Purpose: to investigate the effects of intensive chemotherapy and glucocorticoid (GC) treatment on bone remodeling markers in children with acute lymphoblastic leukemia (ALL).
Methods: A cross-sectional study was carried out in 39 ALL children (aged 7.64 ± 4.47) and 49 controls (aged 8.7 ± 4.7 years). Osteoprotegerin (OPG), receptor activator of NF-κB ligand (RANKL), osteocalcin (OC), C-terminal telopeptide of type I collagen (CTX), bone alkaline phosphatase (bALP), tartrate-resistant acid phosphatase 5b (TRACP5b), procollagen type I N-terminal propeptide (P1NP), Dickkopf-1 (DKK-1), and sclerostin were assessed. Statistical analysis was conducted using the principal component analysis (PCA) to study patterns of associations in bone markers.

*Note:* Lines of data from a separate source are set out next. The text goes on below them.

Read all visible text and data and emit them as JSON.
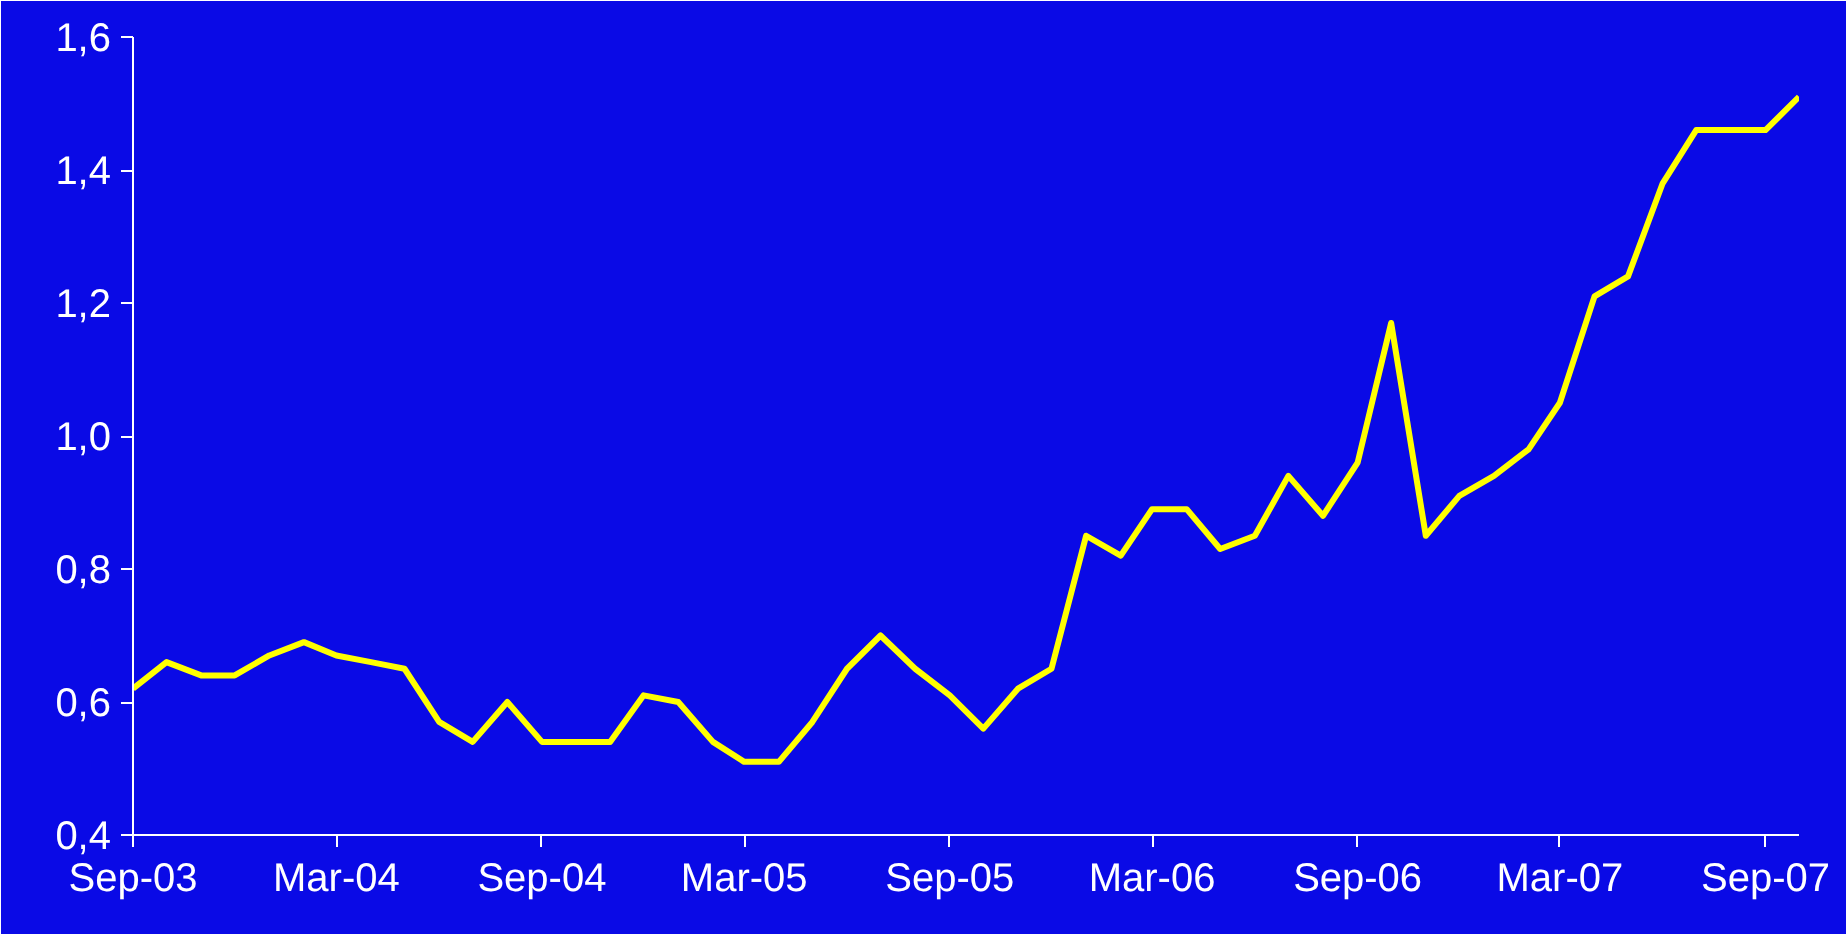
{
  "chart_data": {
    "type": "line",
    "x": [
      "2003-09",
      "2003-10",
      "2003-11",
      "2003-12",
      "2004-01",
      "2004-02",
      "2004-03",
      "2004-04",
      "2004-05",
      "2004-06",
      "2004-07",
      "2004-08",
      "2004-09",
      "2004-10",
      "2004-11",
      "2004-12",
      "2005-01",
      "2005-02",
      "2005-03",
      "2005-04",
      "2005-05",
      "2005-06",
      "2005-07",
      "2005-08",
      "2005-09",
      "2005-10",
      "2005-11",
      "2005-12",
      "2006-01",
      "2006-02",
      "2006-03",
      "2006-04",
      "2006-05",
      "2006-06",
      "2006-07",
      "2006-08",
      "2006-09",
      "2006-10",
      "2006-11",
      "2006-12",
      "2007-01",
      "2007-02",
      "2007-03",
      "2007-04",
      "2007-05",
      "2007-06",
      "2007-07",
      "2007-08",
      "2007-09",
      "2007-10"
    ],
    "series": [
      {
        "color": "#ffff00",
        "values": [
          0.62,
          0.66,
          0.64,
          0.64,
          0.67,
          0.69,
          0.67,
          0.66,
          0.65,
          0.57,
          0.54,
          0.6,
          0.54,
          0.54,
          0.54,
          0.61,
          0.6,
          0.54,
          0.51,
          0.51,
          0.57,
          0.65,
          0.7,
          0.65,
          0.61,
          0.56,
          0.62,
          0.65,
          0.85,
          0.82,
          0.89,
          0.89,
          0.83,
          0.85,
          0.94,
          0.88,
          0.96,
          1.17,
          0.85,
          0.91,
          0.94,
          0.98,
          1.05,
          1.21,
          1.24,
          1.38,
          1.46,
          1.46,
          1.46,
          1.51
        ]
      }
    ],
    "xlim": [
      "2003-09",
      "2007-10"
    ],
    "xticks": [
      {
        "value": "2003-09",
        "label": "Sep-03"
      },
      {
        "value": "2004-03",
        "label": "Mar-04"
      },
      {
        "value": "2004-09",
        "label": "Sep-04"
      },
      {
        "value": "2005-03",
        "label": "Mar-05"
      },
      {
        "value": "2005-09",
        "label": "Sep-05"
      },
      {
        "value": "2006-03",
        "label": "Mar-06"
      },
      {
        "value": "2006-09",
        "label": "Sep-06"
      },
      {
        "value": "2007-03",
        "label": "Mar-07"
      },
      {
        "value": "2007-09",
        "label": "Sep-07"
      }
    ],
    "ylim": [
      0.4,
      1.6
    ],
    "yticks": [
      {
        "value": 0.4,
        "label": "0,4"
      },
      {
        "value": 0.6,
        "label": "0,6"
      },
      {
        "value": 0.8,
        "label": "0,8"
      },
      {
        "value": 1.0,
        "label": "1,0"
      },
      {
        "value": 1.2,
        "label": "1,2"
      },
      {
        "value": 1.4,
        "label": "1,4"
      },
      {
        "value": 1.6,
        "label": "1,6"
      }
    ],
    "grid": false,
    "marker": "none",
    "line_style": "solid"
  }
}
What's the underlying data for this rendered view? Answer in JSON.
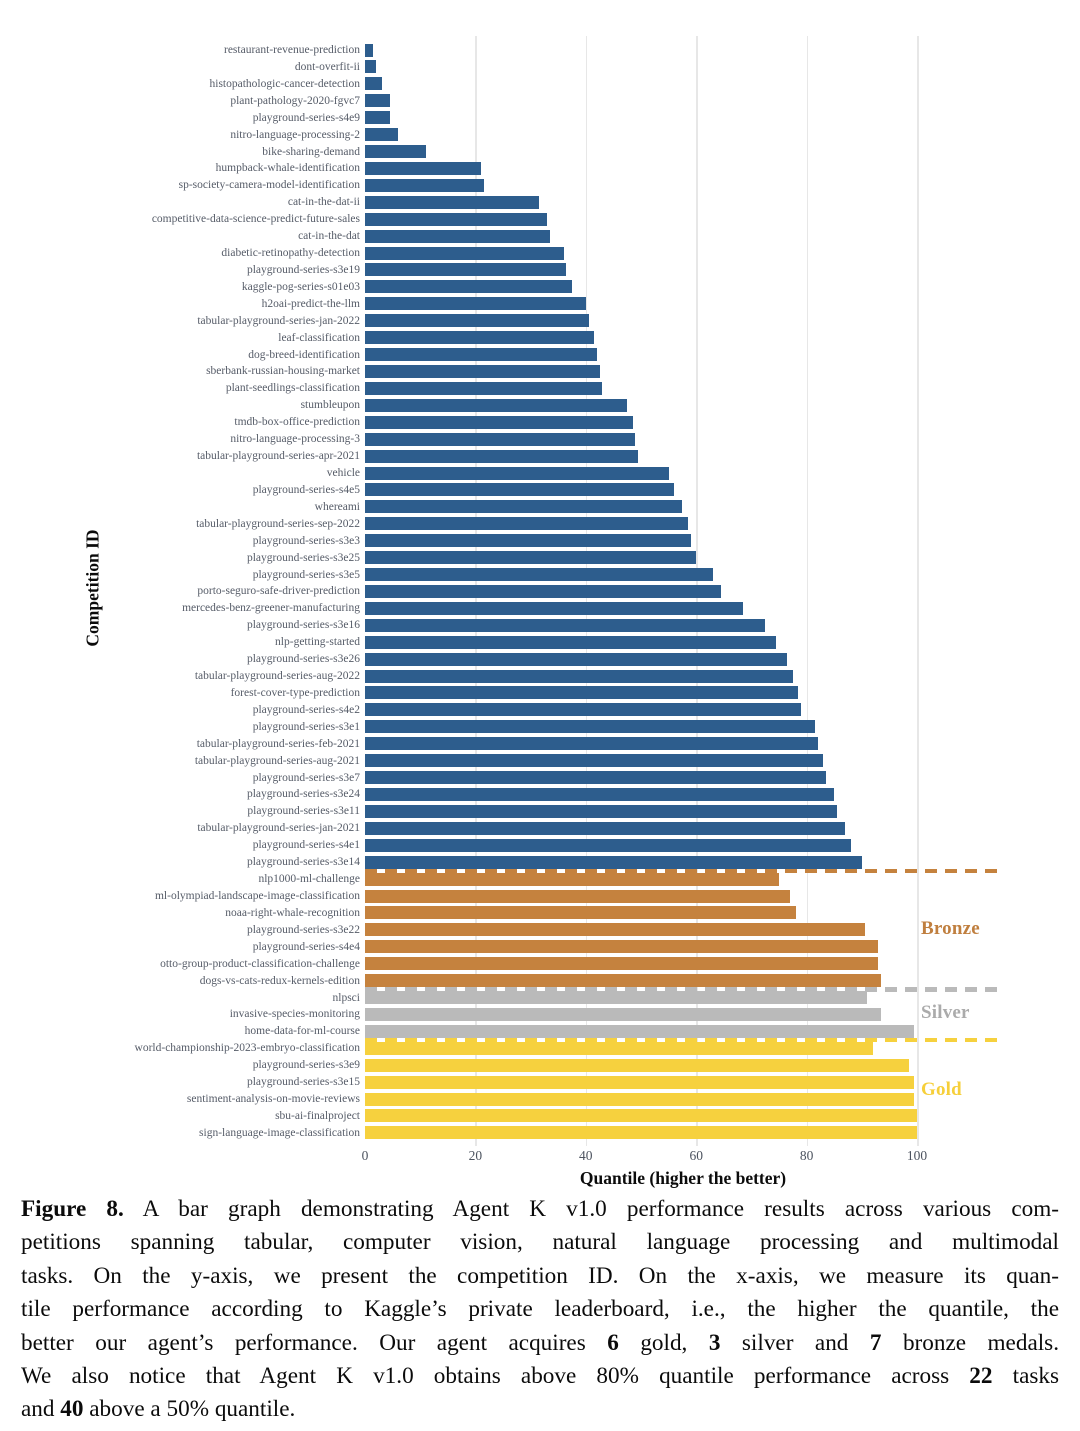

Results: ALL patients showed significantly higher OPG, RANKL, OC, CTX, and TRACP5b than the controls (p ≤ 0.02). Considering ALL group, we found a strong positive correlation among OC, TRACP5b, P1NP, CTX, and PTH (r = 0.43-0.69; p < 0.001); between CTX and P1NP (r = 0.5; p = 0.001); and between P1NP and TRAcP (r = 0.63; p < 0.001). The PCA revealed OC, CTX, and P1NP as the main markers explaining the variability of the ALL cohort.
Conclusions: Children with ALL showed a signature of bone resorption. The assessment of bone biomarkers could help identify ALL individuals who are most at risk of developing bone damage and who need preventive interventions.
Keywords: Dickkopf-1 (DKK-1); Wnt/β-catenin; acute lymphoblastic leukemia (ALL); bone biomarkers; bone remodeling; nuclear factor kappa-B ligand (RANKL); osteoprotegerin (OPG); sclerostin.